El juicio por acusaciones de agresión sexual en el programa de televisión Gran Hermano ha quedado en suspenso nada más comenzar porque, según informes, la víctima sufre “graves problemas psiquiátricos”.
José María López Pérez está acusado de agredir sexualmente a Carlota Prado en el interior de la casa española de Gran Hermano en el municipio de Guadalix de la Sierra, situado en el norte de la Comunidad de Madrid.
La presunta agresión tuvo lugar durante la edición de 2017 de ‘Gran Hermano Revolution’, cuando el acusado habría abusado sexualmente de la víctima mientras ella estaba inconsciente.
El primer día del juicio tuvo lugar el martes 8 de febrero, pero el abogado de la víctima pidió que se suspendiera por el momento porque, según afirmó, su cliente padece “graves problemas psiquiátricos”.
La abogada de Prado dijo al inicio de la audiencia que ella ya había sido ingresada voluntariamente en un centro en diciembre pasado y que “hasta ayer” (lunes) creía que estaba en condiciones de declarar.
Pero, según los informes, la mañana del juicio dijo que era “completamente incapaz” de hacerlo.
La abogada solicitó que fuera valorada por un perito, petición apoyada por la Fiscalía, pero los abogados de la acusada se opusieron. El juez falló a favor del abogado de la presunta víctima.
El juez consideró indispensable el testimonio de la víctima para el período del juicio.
El último mensaje de la presunta víctima en redes sociales decía: “El próximo 8 de febrero comenzará lo que será el tan esperado juicio. Sé perfectamente cómo opera esta escoria, así que voy a utilizar la salud para cubrirme diciendo algunas cosas sobre mí que son ciertas”.
Pero, según se informa, lleva años luchando, no sólo para que se haga justicia, sino también contra las numerosas acusaciones que se le han hecho.
En referencia a algunas de las acusaciones que ha enfrentado, dijo: “No he sido narcotraficante, ni he trabajado para ninguna mafia. Nunca me he prostituido. Nunca he sido un drogadicto. Nunca he matado a nadie”.
El acusado, José María López Pérez, se enfrenta a dos años y medio de prisión y una multa de 6.000 euros.
Al juicio también asiste la productora de Gran Hermano, Zeppelin, en calidad de testigo y como parte con responsabilidad civil, por lo que si el acusado no pudiera pagar la multa, esa responsabilidad recaerá en la productora.
Durante su paso por la casa de Gran Hermano en 2017, Carlota Prado conoció a otro de los concursantes, José María López Pérez, con quien inició una relación sentimental.
Ella lo acusa de haberla violado luego de una fiesta en la casa, donde consumieron alcohol y ella terminó inconsciente.
El programa de televisión informó a los televidentes durante una transmisión en vivo que habían expulsado a López Pérez por “comportamiento intolerable” y alentaron a Prado a salir temporalmente de casa.
Dice que los productores le mostraron al día siguiente un vídeo de 10 minutos en el que “está perfectamente claro que se aprovecha de mí en la habitación y que estoy inconsciente”.

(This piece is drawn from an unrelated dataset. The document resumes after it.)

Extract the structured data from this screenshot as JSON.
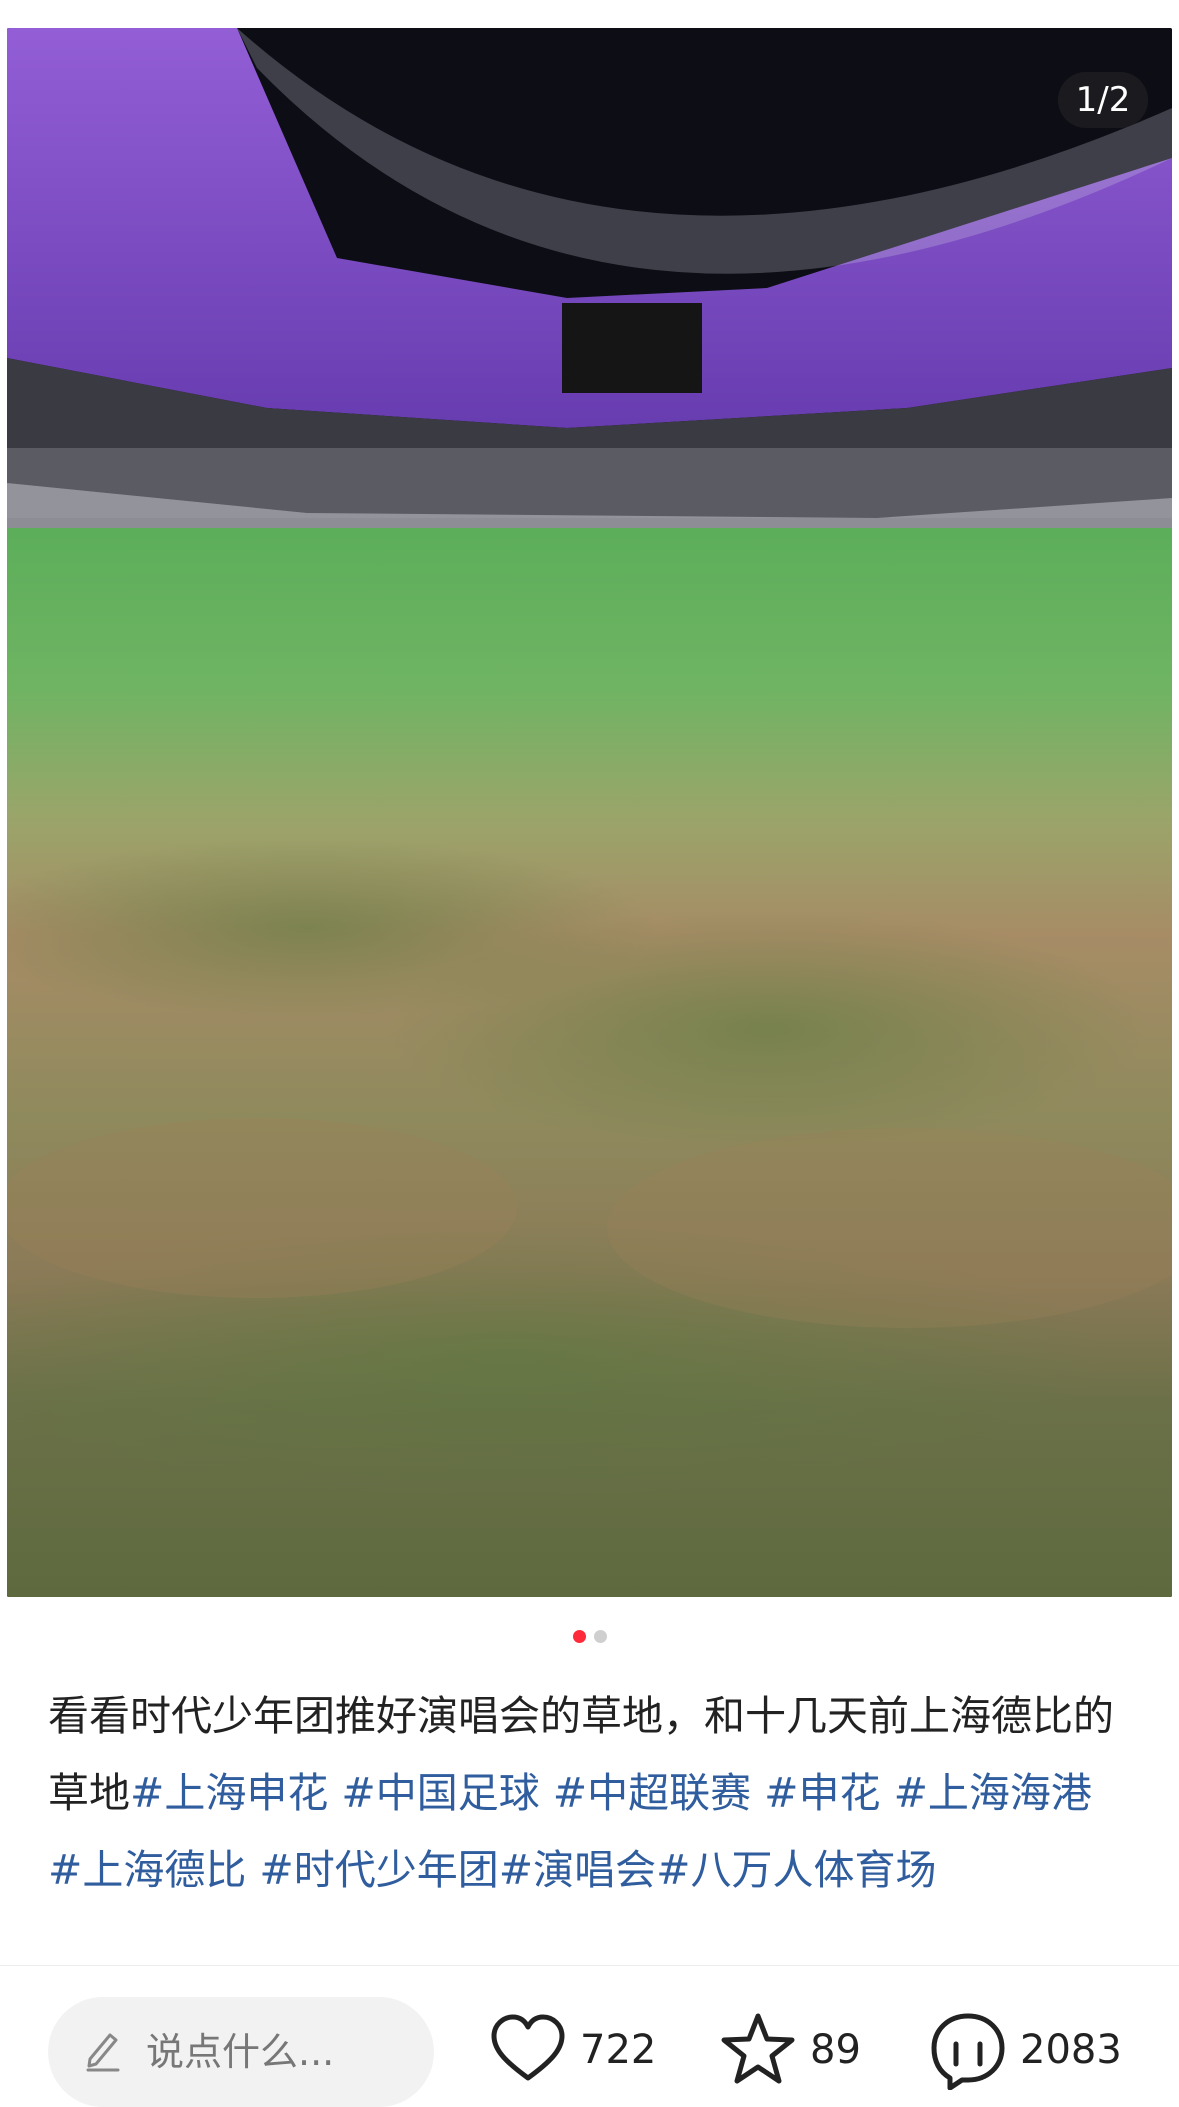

Lamentó que el programa le mostrara el video sin advertirle sobre lo que iba a ver, diciendo en ese momento: “Debería haber estado una persona a mi lado, una psicóloga”.
Prado abandonó temporalmente el programa antes de regresar a él, pero dice que los productores ocultaron al público el verdadero motivo del despido de López Pérez del programa.
Ella dijo en ese momento: “Recuerdo que dentro de la casa no me dejaban hablar de lo que había pasado, incluso a mis compañeros concursantes se les prohibió hablar de ello en mi ausencia”.
Según Prado, el reality denunció el caso ante la Guardia Civil española en 2017, pero ella dijo que no presentó denuncia en ese momento porque “parte de su familia no estaba en España y quería hablar con ellos”.
Actualmente no está claro cuándo la presunta víctima podrá asistir al juicio.